Parsing regular expressions for fun and profit.
Update 9.1.2013 Speed test info and usage.
Update 4.1.2013 Modified the code to feature more Thompson's construction and less wonky improvisation. Supported features:
- Operators *, +, | and ?
- Subexpressions delimited by parentheses ()
- Character groups without intervals, negation
- Period as "any char" -metachar
- \ as escape character, any character after it is interpreted as a literal character (note, not the same as in typical regex!)
- Unit tests
Usage:
Create new MyPattern, with the specified regex as the constructor's argument. Use the matches(String input) method to determine whether a String matches or not.
Speed tests:
I tested my regex versus Java's own Pattern and Matcher.
I used two different test sets: the first featured a regex of twenty a? followed by twenty a, and the input String was 'a' repeated n times for n [1..40]. This is a known "pathological" case in Perl's regex. The first test set produced very clear results in favor of my implementation: the first ten rounds (n=1 to n=10) took my implementation 10 milliseconds, while the reference implementation took 120 milliseconds. In total, it took the reference implementation about a second to finish the suite, while my implementation took about 20 milliseconds.

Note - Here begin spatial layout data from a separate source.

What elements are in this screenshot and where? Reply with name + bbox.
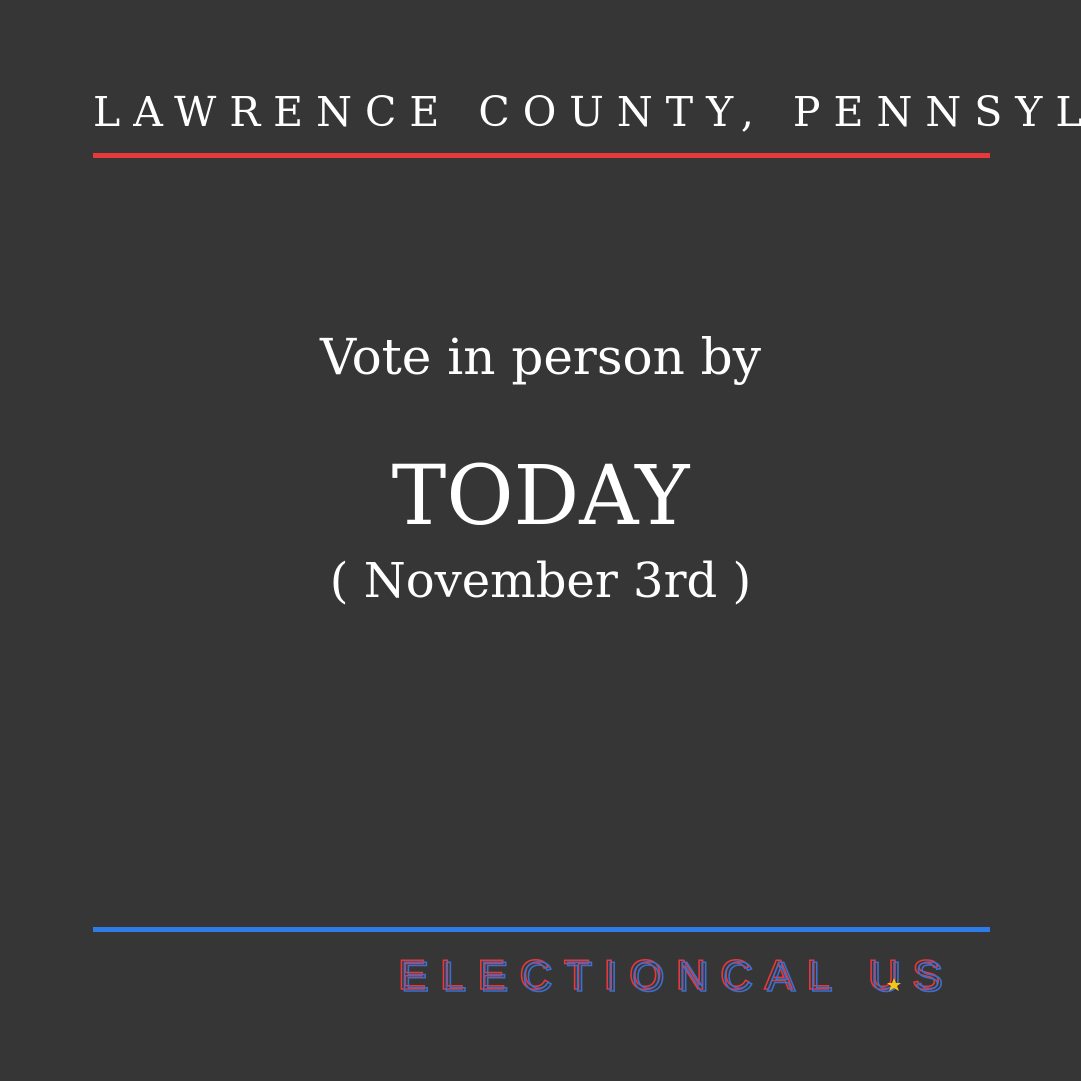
election-date: ( November 3rd ) <box>329 553 752 609</box>
top-divider <box>93 153 990 158</box>
brand-logo-outline-blue: ELECTIONCAL US <box>401 953 957 996</box>
vote-method-text: Vote in person by <box>320 328 761 386</box>
bottom-divider <box>93 927 990 932</box>
deadline-text: TODAY <box>391 449 690 544</box>
poster: LAWRENCE COUNTY, PENNSYLVANIA Vote in pe… <box>0 0 1081 1081</box>
brand-logo: ELECTIONCAL US ELECTIONCAL US <box>396 951 990 996</box>
county-heading: LAWRENCE COUNTY, PENNSYLVANIA <box>93 88 1081 136</box>
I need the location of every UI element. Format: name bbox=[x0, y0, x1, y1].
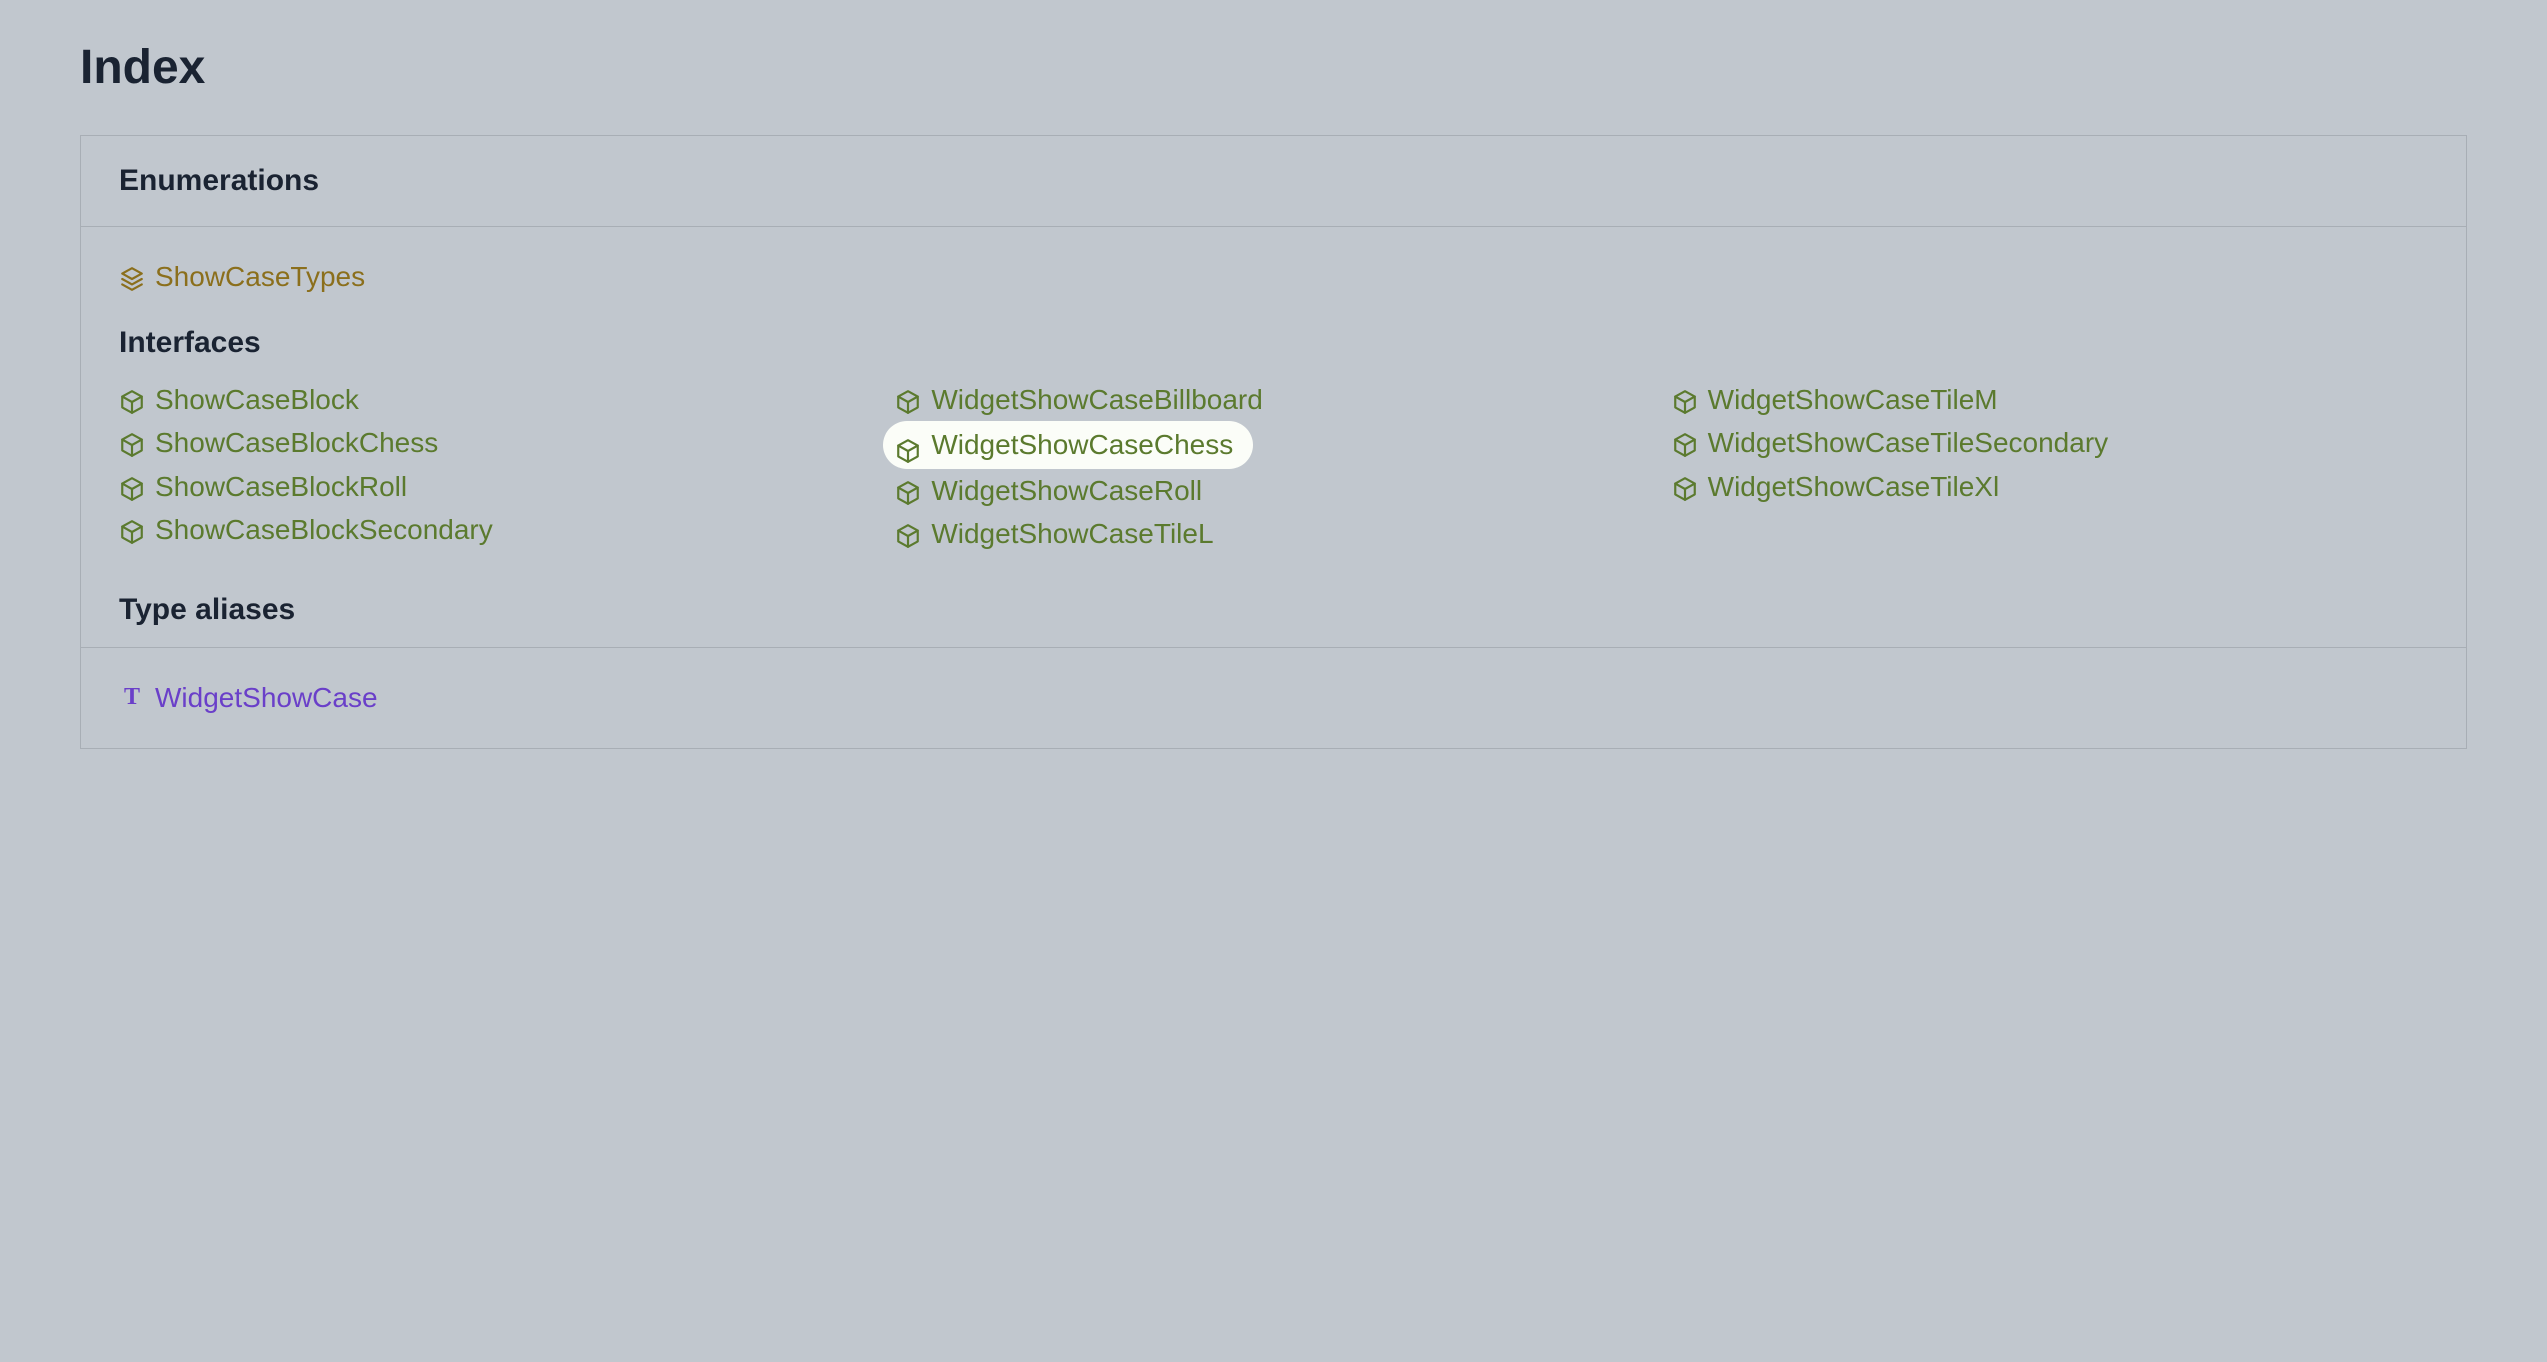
interface-item[interactable]: ShowCaseBlockSecondary bbox=[119, 508, 875, 551]
interface-item-highlighted[interactable]: WidgetShowCaseChess bbox=[883, 421, 1253, 468]
interface-label: ShowCaseBlockSecondary bbox=[155, 510, 493, 549]
interfaces-col-1: WidgetShowCaseBillboard WidgetShowCaseCh… bbox=[895, 378, 1651, 555]
enum-item[interactable]: ShowCaseTypes bbox=[119, 255, 2428, 298]
interface-item[interactable]: WidgetShowCaseTileSecondary bbox=[1672, 421, 2428, 464]
cube-icon bbox=[895, 435, 921, 461]
section-header-enumerations: Enumerations bbox=[81, 136, 2466, 227]
interface-item[interactable]: WidgetShowCaseTileL bbox=[895, 512, 1651, 555]
interfaces-col-0: ShowCaseBlock ShowCaseBlockChess ShowCas… bbox=[119, 378, 875, 555]
heading-interfaces: Interfaces bbox=[119, 326, 2428, 360]
cube-icon bbox=[119, 429, 145, 455]
heading-enumerations: Enumerations bbox=[119, 164, 2428, 198]
interface-item[interactable]: WidgetShowCaseTileM bbox=[1672, 378, 2428, 421]
interface-label: WidgetShowCaseChess bbox=[931, 425, 1233, 464]
interface-label: WidgetShowCaseTileXl bbox=[1708, 467, 2000, 506]
type-icon: T bbox=[119, 684, 145, 710]
cube-icon bbox=[1672, 473, 1698, 499]
cube-icon bbox=[895, 520, 921, 546]
interface-label: WidgetShowCaseTileM bbox=[1708, 380, 1998, 419]
section-body-aliases: T WidgetShowCase bbox=[81, 647, 2466, 747]
index-panel: Enumerations ShowCaseTypes Interfaces Sh bbox=[80, 135, 2467, 749]
type-alias-item[interactable]: T WidgetShowCase bbox=[119, 676, 2428, 719]
interface-item[interactable]: ShowCaseBlock bbox=[119, 378, 875, 421]
interfaces-grid: ShowCaseBlock ShowCaseBlockChess ShowCas… bbox=[119, 378, 2428, 555]
cube-icon bbox=[895, 477, 921, 503]
interface-item[interactable]: WidgetShowCaseBillboard bbox=[895, 378, 1651, 421]
interface-item[interactable]: ShowCaseBlockChess bbox=[119, 421, 875, 464]
cube-icon bbox=[1672, 429, 1698, 455]
cube-icon bbox=[119, 473, 145, 499]
interface-label: WidgetShowCaseBillboard bbox=[931, 380, 1263, 419]
section-body-upper: ShowCaseTypes Interfaces ShowCaseBlock S… bbox=[81, 227, 2466, 647]
enum-icon bbox=[119, 263, 145, 289]
cube-icon bbox=[119, 516, 145, 542]
interface-label: WidgetShowCaseTileSecondary bbox=[1708, 423, 2109, 462]
interface-label: ShowCaseBlockChess bbox=[155, 423, 438, 462]
type-alias-label: WidgetShowCase bbox=[155, 678, 378, 717]
interface-label: WidgetShowCaseRoll bbox=[931, 471, 1202, 510]
page-title: Index bbox=[80, 40, 2467, 95]
interfaces-col-2: WidgetShowCaseTileM WidgetShowCaseTileSe… bbox=[1672, 378, 2428, 555]
interface-label: ShowCaseBlockRoll bbox=[155, 467, 407, 506]
cube-icon bbox=[1672, 386, 1698, 412]
interface-label: WidgetShowCaseTileL bbox=[931, 514, 1213, 553]
cube-icon bbox=[119, 386, 145, 412]
cube-icon bbox=[895, 386, 921, 412]
heading-type-aliases: Type aliases bbox=[119, 593, 2428, 627]
interface-item[interactable]: WidgetShowCaseRoll bbox=[895, 469, 1651, 512]
interface-item[interactable]: WidgetShowCaseTileXl bbox=[1672, 465, 2428, 508]
interface-label: ShowCaseBlock bbox=[155, 380, 359, 419]
enum-label: ShowCaseTypes bbox=[155, 257, 365, 296]
interface-item[interactable]: ShowCaseBlockRoll bbox=[119, 465, 875, 508]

The second test suite featured a regex matching correctly formatted integers along with several test words. This set provided no clear results - both implementations were very fast.
As for initializing the Patterns, my implementation took six milliseconds in the first test case, which is about twice as long as it took to initialize Java's standard Pattern. In the other test case, there was no notable difference during several test runs.
Description of the algorithm:
This implementation is based on the Thompson regex to NFA construction algorithm, with some added features. The construction is carried out in several steps:
The automaton created is composed of NfaStates. Each state has the following properties:
- c, which can either be a character, SPLIT, MATCH or ANY
- two NfaState references. A is the "normal" successor for non-SPLIT states, and for SPLIT states, A and B are both reached through epsilon transition (no symbol consumed)
First, the regex has its groups unrolled using the alternation operator |. For example, [abc] becomes the equivalent (a|b|c).
Second, the regex is converted into a postfix regex, as in Thompson's paper. Tilde () is used as an explicit concatenation operator. For example, the regex "(ab|cd)" becomes "abcd~|". Tilde characters present in the original regex will be escaped automatically: the regex "a~+" will become "a\+" in postfix form.
The resulting postfix regex will be compiled into a NFA by creating "fragments" and storing them on a stack. The regex is evaluated character by character:
- if the character is , the next character will be treated as literal
- if the character is +, the fragment on the top of the stack is modified to allow repetition
- if the character is ?, the fragment on the top of the stack is modified to allow skipping
- if the character is *, the fragment on the top of the stack is modified to allow repetition and skipping
- if the character is |, a new fragment is created. This fragment consists of a splitting state. The stack is popped twice, with the first returned fragment being the split state's A branch and the second returned fragment the B branch. The new fragment is then pushed on the stack.
- if the character is ~, the two topmost fragments are taken from the stack and will be joined to form a single fragment (concatenation).
- if the character is . (period), a new fragment with the "ANY" c value will be pushed on the stack
- if the character is a literal, it will be pushed on top of the stack as a new fragment
After the postfix is parsed, there is only one fragment on the stack. The automaton is perfected by creating an accepting state and appending it to the automaton.
The automaton's purpose is to determine whether an input String is accepted or not. During the simulation, the automaton maintains a set of states it is currently in as well as a set of states it will be on the next step. The set of current states initially contains only the initial states or states reachable from it via epsilon transition.
The automaton is simulated by reading the input string character by character. For each character, the automaton checks all the states it is currently in. If a state's c value matches the character currently being read, or is the special ANY value, the state's A successor is added to the set of next states. After all states have been checked, the set of current states is swapped with the set of next states and the set of next states is cleared. If the set of current states is empty, the string doesn't match and the algorithm halts.
Whenever next states are added to sets, an algoritm is used to make sure that instead of SPLIT states, their successors are added to the set. This is done recursively - if a state being added is a split state, instead its successors A and B are added using the same algoritm. If a state is not a split state, it is added normally.
Finally, once the input string has been read completely, all the states are checked. If any of them is a matching state, the algoritm accepts the string - otherwise not.